Jatuhnya Hindia Belanda ke tangan Jepang, menyebabkan beberapa partai politik dan
tokoh-tokoh pergerakan nasional yang sebelumnya dibungkam oleh Pemerintah Kolonial,
kembali aktif dan mulai mendekati pimpinan tentara Jepang untuk membentuk Pemerintahan
Indonesia yang melibatkan tokoh-tokoh nasional Indonesia.

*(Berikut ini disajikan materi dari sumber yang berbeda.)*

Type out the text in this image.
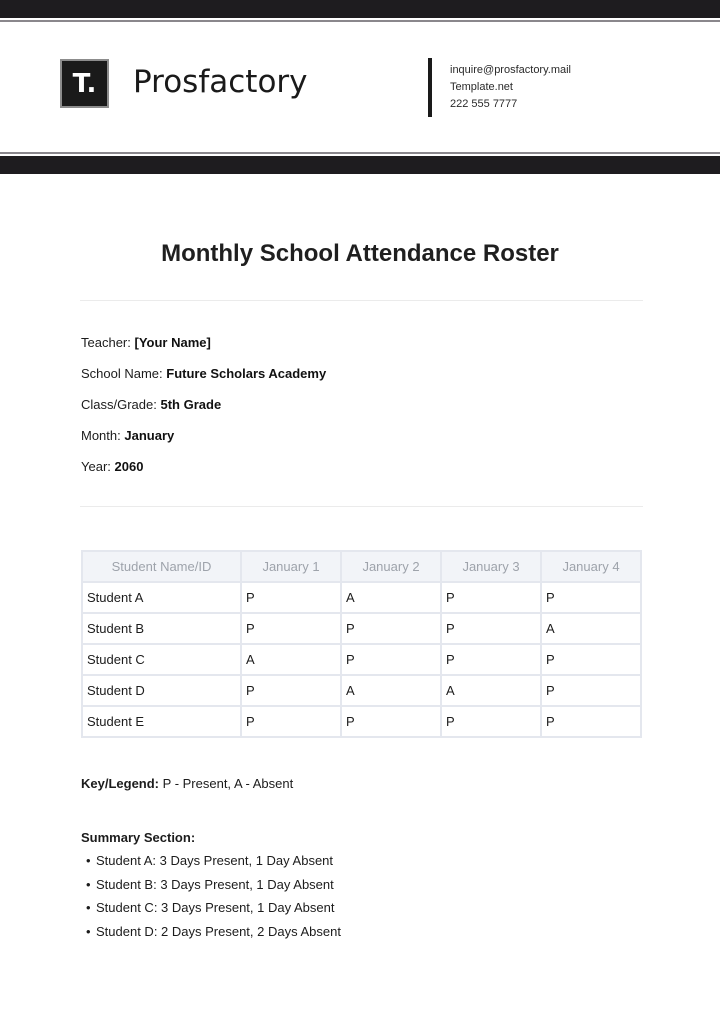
T. Prosfactory	inquire@prosfactory.mail
Template.net
222 555 7777
Monthly School Attendance Roster
Teacher: [Your Name]
School Name: Future Scholars Academy
Class/Grade: 5th Grade
Month: January
Year: 2060
Student Name/ID	January 1	January 2	January 3	January 4
Student A	P	A	P	P
Student B	P	P	P	A
Student C	A	P	P	P
Student D	P	A	A	P
Student E	P	P	P	P
Key/Legend: P - Present, A - Absent
Summary Section:
• Student A: 3 Days Present, 1 Day Absent
• Student B: 3 Days Present, 1 Day Absent
• Student C: 3 Days Present, 1 Day Absent
• Student D: 2 Days Present, 2 Days Absent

Namun, kekalahan Jepang di perang Pasifik melawan tentara Sekutu, meyebabkan


Pemerintah Militer Jepang membentuk Badan Penyelidik Usaha Persiapan Kemerdekaan
Indonesia (BPUPKI) / Dokuritsu Junbi Cosakai pada 28 Maret 1945. Hal ini bertujuan sebagai
upaya mendapatkan dukungan bangsa Indonesia kepada Jepang yang akan membantu proses
kemerdekaan Indonesia. Achmad Soebardjo dipilih sebagai Anggota BPUPKI dan salah satu
Anggota Panitia Sembilan yang bertugas menyusun rancangan undang-undang dasar dan dasar
negara yang akan digunakan sesudah kemerdekaan dicapai. Dalam BPUPKI, beliau mengusulkan
dua gagasan penting untuk dicantumkan pada teks pembukaan UUD, yaitu gagasan yang diambil
dalam penentuan nasib sendiri dan menentangiImperialisme. Kedua gagasan dari Achmad
Soebardjo tercantum dalam paragraf pertama pembukaan UUD 1945 yang berbunyi, ”Bahwa
kemerdekaan itu adalah hak segala bangsa, oleh karena itu penjajahan di atas dunia harus
dihapuskan karena tidak sesuai dengan peri kemanusiaan dan peri keadilan.”